BEIRUT — Disturbing images of emaciated children and elderly people who appear to have died of hunger are emerging from a Palestinian refugee camp on the edge of Damascus, where thousands are at risk of starvation after months of living under siege, U.N. officials and camp residents said Tuesday.
The growing concern for the welfare of residents of the Yarmouk camp comes ahead of a major international conference in Kuwait on Wednesday aimed at raising a record $6.5 billion for U.N. efforts to aid suffering Syrians inside and outside their war-ravaged country.
But although the United Nations is feeding more than 3.8 million people in Syria, those most in need are not being reached because of the complicated dynamics of the battlefield. Fighters loyal to the government of President Bashar al-Assad surround numerous rebel-held neighborhoods, notably in the suburbs of Damascus, and refuse to allow access to food or medical aid as part of what U.S. and other Western leaders have repeatedly described as a policy of deliberate obstruction.
U.N. officials say they are especially alarmed at the reports of a growing number of deaths emanating from Yarmouk, just a few miles from the heart of Damascus, the capital.
“There is profound civilian suffering in Yarmouk, with widespread incidence of malnutrition and the absence of medical care,” said Chris Gunness of the U.N. Relief and Works Agency, which is charged with helping displaced Palestinians across the region.
Most camp residents have long been eating little other than stale vegetables, powdered tomato paste and animal feed, he said.
Camp residents and activists on Tuesday reported the deaths of two more people from hunger, bringing to 48 the number who have died since November from illnesses related to the siege, according to Farouq al-Rifai, an activist in Yarmouk who uses a pseudonym to protect family members living in government-held areas.
At least five of those deaths were directly caused by malnutrition, he said, while others were attributable to a range of causes related to the lack of food and medicine, including anemia and diabetes. Some are dying of illnesses related to the poor quality of food, such as a family of five that killed and ate a cat and then succumbed to food poisoning, Rifai said. Some food is available, but at prices that few can afford; most people are subsisting on meager quantities of lentils, onions and, sometimes, boiled grass.
All of the victims have been children and the elderly, but “the hunger is inescapable for everyone,” Rifai said.
Gunness said the United Nations could not confirm deaths from starvation, but it has noted the reports with alarm.
The big story
Syria's warring sides are set to meet Jan. 22 in Geneva for talks aimed at brokering peace in the country. The conflict, which began in March 2011 as largely peaceful protests against President Bashar al-Assad, has killed more than 120,000 people and led to more than 2 million refugees fleeing the country. Fractious opposition groups are battling fighters loyal to Assad as well as those linked to al-Qaeda, part of the Islamic State of Iraq and Syria.
“Yarmouk remains closed to humanitarian access and remains a place where extreme human suffering in primitively harsh conditions is the norm,” he said.

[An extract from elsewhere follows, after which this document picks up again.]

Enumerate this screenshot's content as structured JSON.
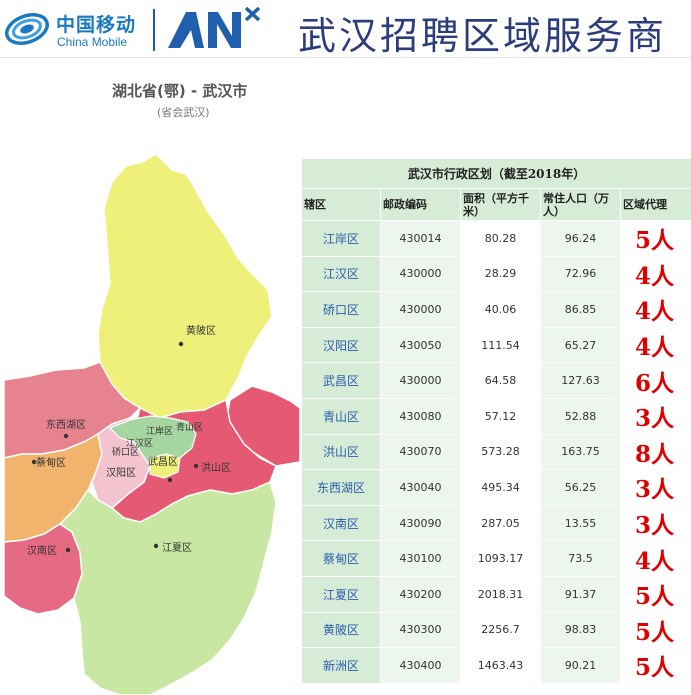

The deprivation brings more suffering for Palestinians who fled their homes after the creation of the state of Israel in 1948 and have since lived, with their descendants, as refugees in camps across the region, making them uniquely vulnerable to its many crises.
More than 160,000 Palestinians lived in Yarmouk on the eve of the uprising in Syria, which began in 2011, but most have since fled the fighting, reducing the population to about 18,000, according to the United Nations. The number may be higher, because thousands of displaced Syrians also have taken refuge at the camp.
Yarmouk residents accuse forces loyal to Assad of blocking access to relief convoys. The government blames “terrorists” inside the camp, including members of the radical Jabhat al-Nusra, which it claims has sought sanctuary there.
Gunness said an aid convoy on Monday was forced to turn back after a firefight erupted as the vehicles approached a loyalist checkpoint on the southern entrance to the camp. The government had denied access to a safer route through a northern checkpoint closer to the capital, he said.
Western leaders say the government is preventing aid from reaching Yarmouk and other besieged Damascus suburbs where conditions are reported to be dire, as well.
“The deliberate obstruction of humanitarian aid to the Syrian people is . . . utterly unacceptable,” British Foreign Secretary William Hague said Tuesday.
The issue of access to humanitarian relief is expected to feature on the agenda of U.N.-sponsored peace talks set to be held next week in Switzerland, where it is hoped that the Syrian opposition and the government will meet for the first time to discuss an end to the three-year-old conflict. The United Nations estimates that 9.3 million Syrians in the country and 2 million outside are in urgent need of aid.
In a video posted Monday on YouTube, a teenage boy living in the Yarmouk camp described the anguish of residents.
“We just want to eat and drink, and we have no money,” he said. “What have we done to be part of this?” he added, breaking into sobs. “It is nothing to do with us.”